1. Welches Buch liest du gerade und auf welcher Seite bist du?

Ich lese zum einen „Faunblut“ von Nina Blazon und bin auf S. 699/888. Parallel lese ich „Der Tod in Venedig“ von Thomas Mann. Ich bin auf S. 50/138.

2. Wie lautet der erste Satz auf deiner aktuellen Seite?

„Wie immer wenn die Rebellen fliehen mussten, zerstreuten sie sich wie ein Fischschwarm in alle Richtungen, kein Ziel mehr bietend, jeder einem anderen Versteck zustrebend.“ (Faunblut)

„Gleich in der Nähe ward polnisch gesprochen.“ (Der Tod in Venedig)

3. Was willst du unbedingt aktuell zu deinem Buch loswerden?

FAUNBLUT
Am Anfang fiel es mir ein wenig schwer, dem Buch eine Chance zu geben. Woran genau es lag, kann ich nicht sagen. Mittlerweile bin ich voll und ganz in der Story drin und LIEBE sie. Ich bin fast durch, möchte aber gar nicht, dass es endet. Zum Glück gibt es weitere Bücher der Autorin, ich hoffe, diese werden mich ebenso fesseln.

DER TOD IN VENEDIG
Mein letzter (Thomas) Mann ist ein wenig her: Der Zauberberg. Dieser Roman zog sich damals schrecklich lang, sodass ich eher entmutigt war, weitere Mann’sche Bücher zu lesen. Wie es der Zufall will, besuche ich in diesem Semester ein Seminar zu Thomas Mann im Film. Also komme ich nicht drum herum, weitere Bücher von diesem großen Literaturen zu lesen. Und das klingt furchtbar negativ, wie ich das so schreibe. Dabei habe ich den Zauberberg geliebt und liebe nun auch diese Erzählung. Allerdings erfordert es Ruhe und Zeit, Thomas Mann zu lesen. Zumindest meiner Meinung nach. Daher schiebt man es vor sich hin, lässt es dann doch und ja…. Eigentlich schade, da seine Werke nicht zu Unrecht so einen hohen Stellenwert in der deutschen Literaturlandschaft einnehmen.

4.Worauf achtest du beim kauf von Büchern? (z.B. Cover, Klappentext …)

Ich wiederhole mich schrecklich oft, aber ich kaufe keine beziehungsweise kaum Bücher. Ich leihe. Sehr aktiv. Aber auch da wählt man ja aus, also: Worauf achte ich beim Leihen von Büchern?

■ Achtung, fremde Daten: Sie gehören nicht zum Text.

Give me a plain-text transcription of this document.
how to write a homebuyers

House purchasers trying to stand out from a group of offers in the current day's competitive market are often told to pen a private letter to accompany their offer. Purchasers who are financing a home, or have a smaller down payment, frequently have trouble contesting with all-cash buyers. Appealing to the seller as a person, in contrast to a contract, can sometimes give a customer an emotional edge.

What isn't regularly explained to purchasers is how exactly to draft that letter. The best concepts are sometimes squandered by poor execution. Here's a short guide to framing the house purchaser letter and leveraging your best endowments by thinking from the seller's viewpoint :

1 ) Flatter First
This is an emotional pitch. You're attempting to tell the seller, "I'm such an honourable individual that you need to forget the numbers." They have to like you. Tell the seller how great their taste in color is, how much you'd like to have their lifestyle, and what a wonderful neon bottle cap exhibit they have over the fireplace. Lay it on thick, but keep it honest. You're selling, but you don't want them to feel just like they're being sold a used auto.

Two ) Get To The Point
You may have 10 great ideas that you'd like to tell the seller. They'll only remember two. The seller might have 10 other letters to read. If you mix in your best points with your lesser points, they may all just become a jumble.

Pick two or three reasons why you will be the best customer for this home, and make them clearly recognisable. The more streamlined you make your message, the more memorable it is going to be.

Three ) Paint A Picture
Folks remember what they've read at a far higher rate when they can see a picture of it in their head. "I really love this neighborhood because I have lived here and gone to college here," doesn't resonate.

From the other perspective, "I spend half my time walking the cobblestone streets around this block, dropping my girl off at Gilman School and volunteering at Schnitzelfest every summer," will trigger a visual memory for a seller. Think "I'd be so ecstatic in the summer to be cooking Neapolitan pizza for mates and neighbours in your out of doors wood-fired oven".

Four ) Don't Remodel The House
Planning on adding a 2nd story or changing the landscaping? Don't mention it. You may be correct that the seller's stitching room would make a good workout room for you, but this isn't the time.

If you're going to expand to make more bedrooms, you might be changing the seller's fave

Meist „höre“ ich auf das, was auf Blogs und auf Facebook (z.B. in Buchgruppen) empfohlen wurde. Weiterhin lege ich großen Wert darauf, was meine Mutter liest und orientiere mich an ihrer Auswahl. Stehe ich allerdings in der Bibliothek und weiß noch nicht, was mitgehen soll, schaue ich in erster Linie wahrscheinlich nach dem Cover. Ist es ein wirklich hässlich gestaltetes Buch, nehme ich es auch eher weniger zur Hand. Natürlich ist das doof, weil was kann der Autor für die Gestaltung? Natürlich hat er ein Mitspracherecht, aber im Endeffekt sagt das Cover nichts über den Inhalt. Dennoch ist es so: Ein Eyecatcher fällt eben eher ins Auge. Ist mir ein Buch ins Auge gefallen, lese ich dessen Klappentext. Klingt es dann immer noch interessant, wird es mitgenommen.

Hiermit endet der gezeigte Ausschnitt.